O Ministério da Saúde também diz que distribuirá repelente gratuitamente a 400 mil mulheres grávidas e a presidente Dilma Rousseff, no Equador, propôs uma ação conjunta dos países latino-americanos contra a epidemia de zika.
‘Poupança’
Em Recife, a médica Altina Castelo Branco diz que suas pacientes mais ansiosas também estão evitando engravidar desde outubro, mas mantêm seus embriões congelados para ter uma espécie de “poupança”.
“Geralmente são mulheres de mais de 35 anos, que estão tentando há algum tempo. Elas sabem que, se demoram mais, os ovários podem dar menos óvulos e elas terão menos chance de ter embriões bons.
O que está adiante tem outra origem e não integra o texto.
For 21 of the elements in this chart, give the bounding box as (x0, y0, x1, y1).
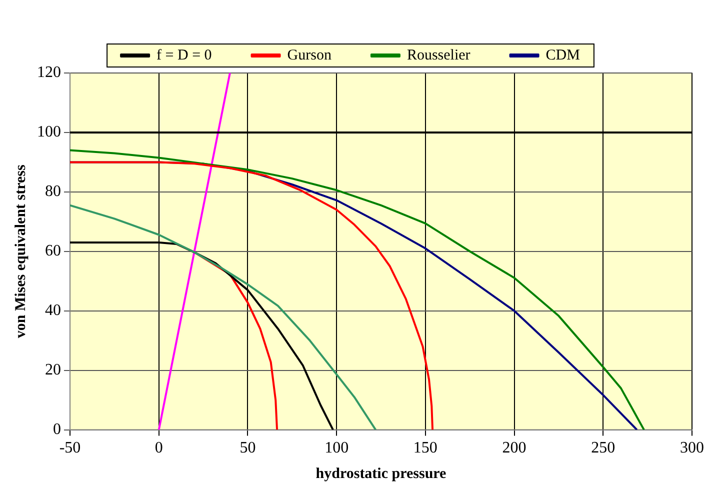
y-axis-title: von Mises equivalent stress (12, 164, 29, 338)
x-tick-label: 0 (154, 440, 163, 457)
y-tick-label: 120 (37, 64, 61, 82)
x-tick-label: -50 (59, 440, 81, 457)
x-tick-label: 300 (680, 440, 704, 457)
x-tick-label: 250 (591, 440, 616, 457)
x-tick-label: 150 (413, 440, 438, 457)
y-tick-label: 100 (37, 124, 61, 141)
y-tick-label: 60 (45, 242, 61, 260)
legend-label: CDM (546, 47, 580, 64)
legend-label: Gurson (287, 47, 332, 64)
y-tick-label: 20 (45, 362, 61, 379)
x-axis-title: hydrostatic pressure (316, 466, 447, 482)
x-tick-label: 100 (324, 440, 349, 457)
y-tick-label: 0 (53, 421, 61, 438)
legend-label: f = D = 0 (156, 47, 212, 64)
legend-label: Rousselier (406, 47, 470, 64)
y-tick-label: 80 (45, 183, 61, 200)
x-tick-label: 50 (240, 440, 256, 457)
x-tick-label: 200 (502, 440, 526, 457)
y-tick-label: 40 (45, 302, 61, 320)
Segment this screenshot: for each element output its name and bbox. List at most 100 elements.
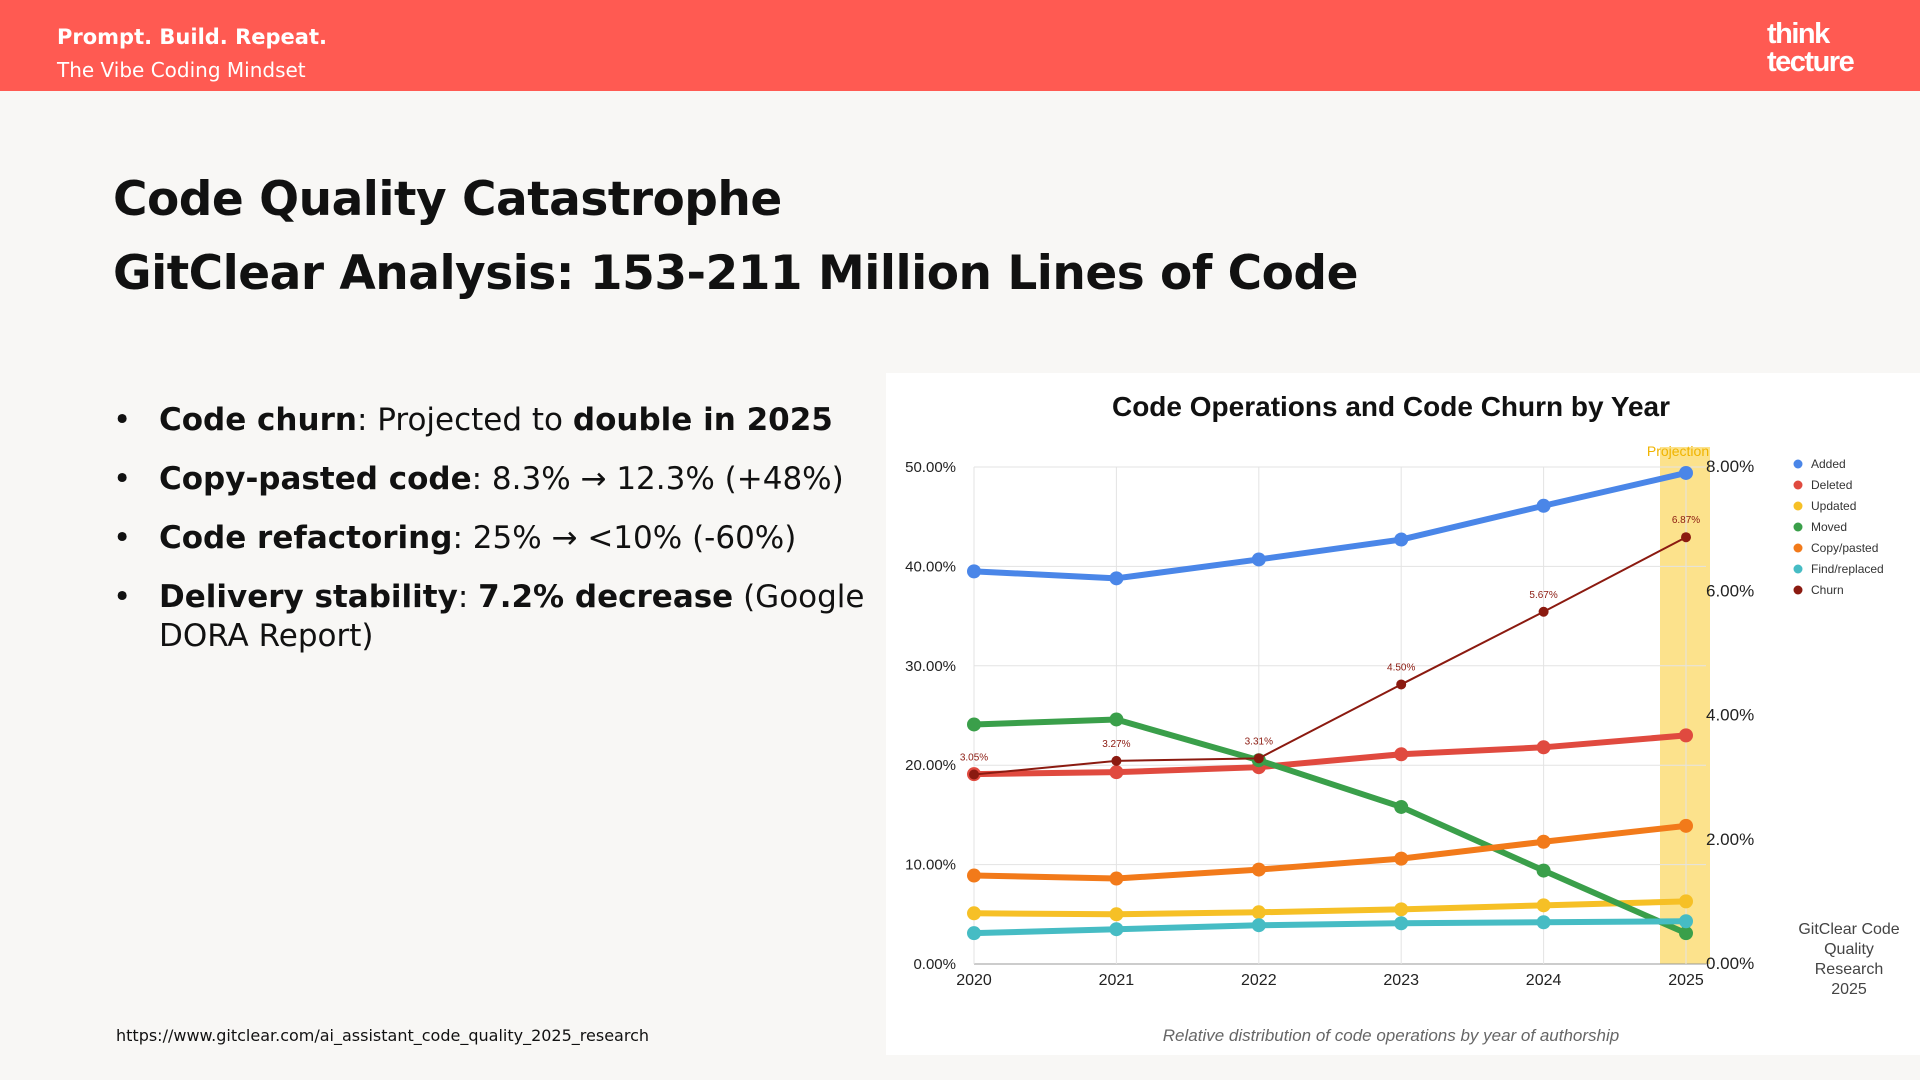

O congelamento não afeta os embriões e dá uma segurança, mas também não é garantia de uma gravidez”, disse à BBC Brasil.
“Vemos o que elas passam, e o medo que dá é que não vemos uma solução em curto prazo para essa ansiedade.”
Mas enquanto alguns casais, ainda que ansiosos por um bebê, optaram por suspender os planos, outros decidiram assumir o risco.
A funcionária pública pernambucana Norma Guimarães, de 34 anos, e seu marido fizeram a fertilização pela primeira vez em outubro do ano passado, quando o aumento no número de casos de microcefalia já era assunto em todo o país.
“O Brasil convive com o Aedes aegypti há décadas e até hoje não conseguiu erradicar o mosquito e nem sequer produzir uma vacina contra nenhum dos quatro tipos de dengue hoje existentes. Quando fariam algo para conter a chikungunya ou a zika, que são doenças mais recentes? Infelizmente teremos que conviver com esse mosquito e essas doenças por muito tempo ainda”, disse.
“No começo, tivemos o susto, bateu a insegurança e o medo, mas decidimos continuar. Estou grávida de 15 semanas de uma menina que se chamará Helena.”
Para se prevenir contra o vírus, Norma usa repelente religiosamente, evita locais onde poderia haver focos do mosquito, como piscinas, e optou pelas calças e camisas de manga comprida durante o dia.
“A gente está feliz com a realização desse sonho, mas também ficamos apreensivos porque temos que tomar precauções. Estou tentando encontrar um equilíbrio entre ouvir tantas notícias ruins, me prevenir e curtir esse momento tão esperado.”
“Nem toda mulher pega zika, e mesmo que peguem, nem todas terão filhos com microcefalia. Por isso, mesmo com medo decidimos seguir em frente. Não nos arrependemos em nenhum momento”, afirma.